Constitutional Reverberation
That change is more than just a social curiosity; it also has constitutional implications. In Janus v. AFSCME, the Supreme Court held that the First Amendment barred public-sector unions from extracting “fair share” fees from nonmembers. A fair-share fee is a fee paid by a non-member to cover the costs of bargaining. The Court reasoned that bargaining with the government is always political, and the government cannot force a person to fund political positions. So fair-share fees were an impermissible political exaction. The Court added that because public unions were effectively political bodies, union representation itself burdened employees’ freedom of association. The Court did not, however, address whether that burden was constitutional, as no one in the case raised the issue.
Since then, employees have argued that exclusive union representation does violate the First Amendment. Exclusivity saddles them with the “services” of nakedly political bargaining agents. Lower courts have turned those arguments aside mostly because of an older case, Minnesota Board for Community Colleges v. Knight, which suggested that exclusive representation was okay in the public sector. Knight seemed to say that when the government bargains about working conditions, it can choose its own bargaining partner.

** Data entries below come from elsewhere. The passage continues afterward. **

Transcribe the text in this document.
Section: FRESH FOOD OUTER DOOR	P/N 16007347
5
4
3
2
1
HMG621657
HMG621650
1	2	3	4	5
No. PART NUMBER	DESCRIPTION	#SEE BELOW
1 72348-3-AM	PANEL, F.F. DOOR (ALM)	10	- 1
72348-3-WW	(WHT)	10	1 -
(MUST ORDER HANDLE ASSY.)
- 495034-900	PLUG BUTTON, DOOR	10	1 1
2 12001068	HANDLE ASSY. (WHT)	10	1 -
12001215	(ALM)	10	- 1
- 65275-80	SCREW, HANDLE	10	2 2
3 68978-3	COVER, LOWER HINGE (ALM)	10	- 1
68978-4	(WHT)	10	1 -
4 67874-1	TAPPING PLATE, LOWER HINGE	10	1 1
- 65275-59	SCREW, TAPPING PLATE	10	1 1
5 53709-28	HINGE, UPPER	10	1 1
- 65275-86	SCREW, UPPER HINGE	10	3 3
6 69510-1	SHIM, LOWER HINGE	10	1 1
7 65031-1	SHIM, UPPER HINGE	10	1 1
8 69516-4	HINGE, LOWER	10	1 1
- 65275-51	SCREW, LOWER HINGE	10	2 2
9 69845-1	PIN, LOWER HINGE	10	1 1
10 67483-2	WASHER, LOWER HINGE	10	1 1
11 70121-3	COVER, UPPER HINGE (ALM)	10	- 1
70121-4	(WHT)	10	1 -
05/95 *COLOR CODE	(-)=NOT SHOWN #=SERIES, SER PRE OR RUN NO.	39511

And if it chooses one exclusive union to bargain with, that choice burdens no one’s associational rights.
But whether or not that’s what Knight meant, the decision has no bearing on private-sector bargaining. In the private sector, the government does not choose its own bargaining partner; it imposes one on private parties. And some of those parties object to their unions’ political views—views that are increasingly central to unionization itself. So private-sector bargaining raises a different question: can the government force private citizens to associate with a union when that union’s core purpose is increasingly political? (Elsewhere, I have argued at greater length that it cannot.)
That question will only grow more urgent. Unions show no sign of abandoning politics anytime soon. They routinely endorse candidates, fund campaigns, adopt policy platforms, and even bargain for political goals. Indeed, those activities have become their main focus. They are less like private bargaining agents, more like political action committees.
This is the labor movement the Webbs envisioned. Voluntarism is dead, and traditional bargaining isn’t so far behind it. The future of the labor movement is laden with politics. And given that political weight, it is no longer clear whether our old legal structures can stand.